The nine-year wait for a Fife beach to be made safe from radioactive contamination will continue until at least 2021, the Courier can reveal.
The Ministry of Defence had been due to have its appointed contractor, Balfour Beatty, commence the beach clean-up in July but work has not started.
The MoD has confirmed the removal of hazardous waste from the coastline will not begin until at least April, blaming problems in securing the correct licences as well as the need to protect local wildlife, for the latest delay.
It is the latest set-back for beleaguered residents in the 11-year saga which has left the stretch of Fife coastline fenced off after it was found to be contaminated with hazardous radium from scrapped aircraft instrument panels.
The MoD had previously said it expected the problem to have been resolved by the end of 2018.
A spokesperson said: “Every effort was made to work with our partners to begin the removal of radiological contamination at Dalgety Bay this summer but regrettably, the application for the necessary licence to the Scottish Environmental Protection Agency has been delayed.
“Work is now expected to start in April 2021 – the next available opportunity to ensure there is no disturbance to wintering birds. This is in line with Scottish National Heritage Guidelines.”
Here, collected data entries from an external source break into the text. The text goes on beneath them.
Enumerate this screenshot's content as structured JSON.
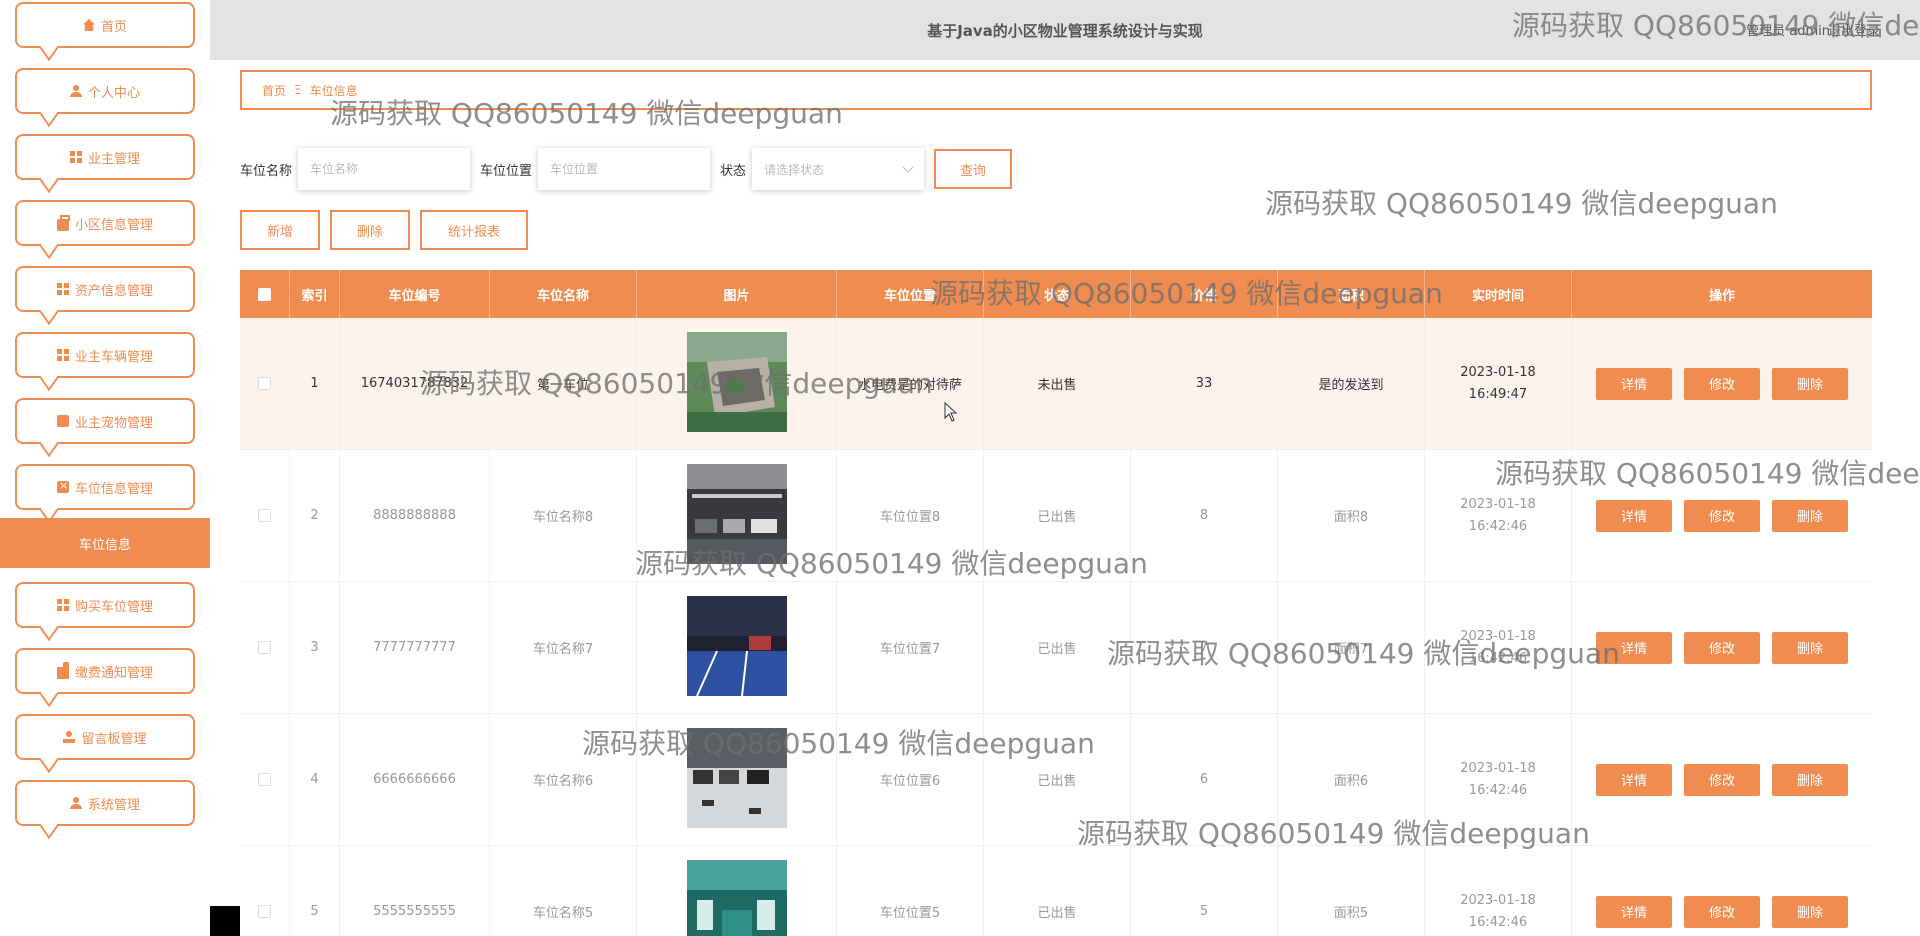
{
  "header": {
    "title": "基于Java的小区物业管理系统设计与实现",
    "user": "管理员 admin",
    "logout": "退出登录"
  },
  "sidebar": {
    "items": [
      {
        "label": "首页",
        "icon": "home-icon"
      },
      {
        "label": "个人中心",
        "icon": "user-icon"
      },
      {
        "label": "业主管理",
        "icon": "grid-icon"
      },
      {
        "label": "小区信息管理",
        "icon": "briefcase-icon"
      },
      {
        "label": "资产信息管理",
        "icon": "grid-icon"
      },
      {
        "label": "业主车辆管理",
        "icon": "grid-icon"
      },
      {
        "label": "业主宠物管理",
        "icon": "pet-icon"
      },
      {
        "label": "车位信息管理",
        "icon": "clipboard-icon"
      },
      {
        "label": "购买车位管理",
        "icon": "grid-icon"
      },
      {
        "label": "缴费通知管理",
        "icon": "money-icon"
      },
      {
        "label": "留言板管理",
        "icon": "board-icon"
      },
      {
        "label": "系统管理",
        "icon": "user-icon"
      }
    ],
    "active_sub": "车位信息"
  },
  "breadcrumb": {
    "home": "首页",
    "separator": "Ξ",
    "current": "车位信息"
  },
  "search": {
    "name_label": "车位名称",
    "name_placeholder": "车位名称",
    "location_label": "车位位置",
    "location_placeholder": "车位位置",
    "status_label": "状态",
    "status_placeholder": "请选择状态",
    "query": "查询"
  },
  "actions": {
    "add": "新增",
    "delete": "删除",
    "report": "统计报表"
  },
  "table": {
    "headers": [
      "索引",
      "车位编号",
      "车位名称",
      "图片",
      "车位位置",
      "状态",
      "价格",
      "面积",
      "实时时间",
      "操作"
    ],
    "rows": [
      {
        "idx": "1",
        "code": "1674031787832",
        "name": "第一车位",
        "loc": "水电费是的对待萨",
        "status": "未出售",
        "price": "33",
        "area": "是的发送到",
        "time": "2023-01-18 16:49:47",
        "img": "aerial"
      },
      {
        "idx": "2",
        "code": "8888888888",
        "name": "车位名称8",
        "loc": "车位位置8",
        "status": "已出售",
        "price": "8",
        "area": "面积8",
        "time": "2023-01-18 16:42:46",
        "img": "garage"
      },
      {
        "idx": "3",
        "code": "7777777777",
        "name": "车位名称7",
        "loc": "车位位置7",
        "status": "已出售",
        "price": "7",
        "area": "面积7",
        "time": "2023-01-18 16:42:46",
        "img": "blue"
      },
      {
        "idx": "4",
        "code": "6666666666",
        "name": "车位名称6",
        "loc": "车位位置6",
        "status": "已出售",
        "price": "6",
        "area": "面积6",
        "time": "2023-01-18 16:42:46",
        "img": "parking"
      },
      {
        "idx": "5",
        "code": "5555555555",
        "name": "车位名称5",
        "loc": "车位位置5",
        "status": "已出售",
        "price": "5",
        "area": "面积5",
        "time": "2023-01-18 16:42:46",
        "img": "green"
      }
    ],
    "ops": [
      "详情",
      "修改",
      "删除"
    ]
  },
  "watermark": "源码获取 QQ86050149 微信deepguan",
  "colors": {
    "accent": "#f08c50",
    "header_bg": "#e3e3e3",
    "row_highlight": "#fdf3ed"
  }
}
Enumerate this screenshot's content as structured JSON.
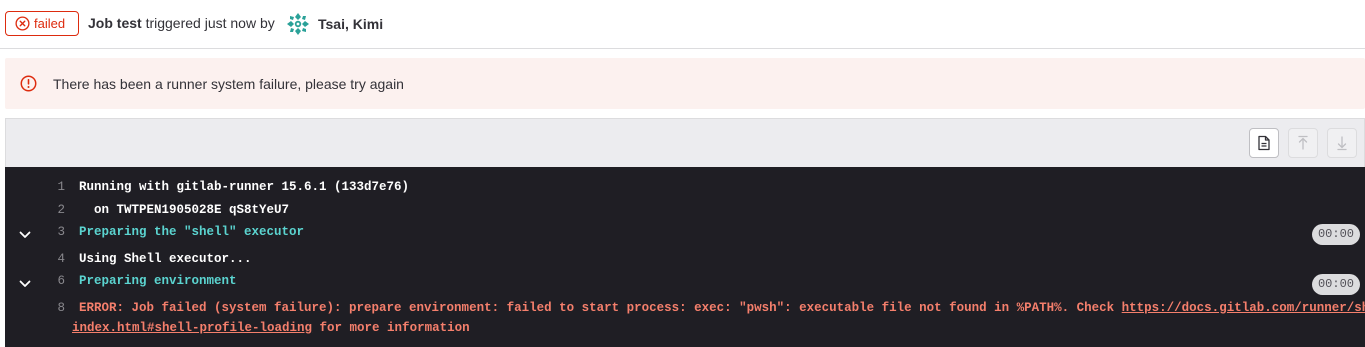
{
  "header": {
    "status": "failed",
    "job_label": "Job test",
    "triggered_text": " triggered just now by ",
    "user": "Tsai, Kimi"
  },
  "alert": {
    "message": "There has been a runner system failure, please try again"
  },
  "toolbar": {
    "buttons": [
      {
        "name": "show-raw-icon",
        "enabled": true
      },
      {
        "name": "scroll-top-icon",
        "enabled": false
      },
      {
        "name": "scroll-bottom-icon",
        "enabled": false
      }
    ]
  },
  "log": {
    "lines": [
      {
        "num": "1",
        "text": "Running with gitlab-runner 15.6.1 (133d7e76)"
      },
      {
        "num": "2",
        "text": "  on TWTPEN1905028E qS8tYeU7"
      },
      {
        "num": "3",
        "text": "Preparing the \"shell\" executor",
        "duration": "00:00"
      },
      {
        "num": "4",
        "text": "Using Shell executor..."
      },
      {
        "num": "6",
        "text": "Preparing environment",
        "duration": "00:00"
      },
      {
        "num": "8",
        "text": "ERROR: Job failed (system failure): prepare environment: failed to start process: exec: \"pwsh\": executable file not found in %PATH%. Check ",
        "link_part1": "https://docs.gitlab.com/runner/shells/",
        "link_part2": "index.html#shell-profile-loading",
        "suffix": " for more information"
      }
    ]
  },
  "colors": {
    "danger": "#dd2b0e",
    "alert_bg": "#fcf1ef",
    "log_bg": "#1f1e24",
    "section_text": "#5bd4d0",
    "error_text": "#f57f6c"
  }
}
News of the further delay has angered community representatives.
SNP MP Neale Hanvey, whose constituency the contaminated beach is in, said the community had a right to be furious.
“Everyone accepts that coronavirus has had an impact on all kinds of projects, but the MoD has a clear responsibility to keep the community and its representatives regularly updated about this longstanding, necessary and important work.
“They were slow to take responsibility for the contamination in the first place and have tried to shift the blame for delays. Now, we have had to pry this revised timetable out of them.
Dalgety Bay Councillor David Barratt added: “The UK Government and MoD have had years to plan for the clean up and should have been ready to go.
“The process for re-opening construction sites started at the end of May and while some delay could be expected it’s hugely disappointing to find that the MoD haven’t even made preparations at the site ahead of the removal.
“The community has grown tired of broken promises, poor communication and won’t believe further commitments until we see well advanced works on the ground.”
Mr Hanvey said he has written to Jeremy Quin MP, the UK Government Minister for Defence Procurement, to register his disappointment and to ensure commitments to remove the contamination are met.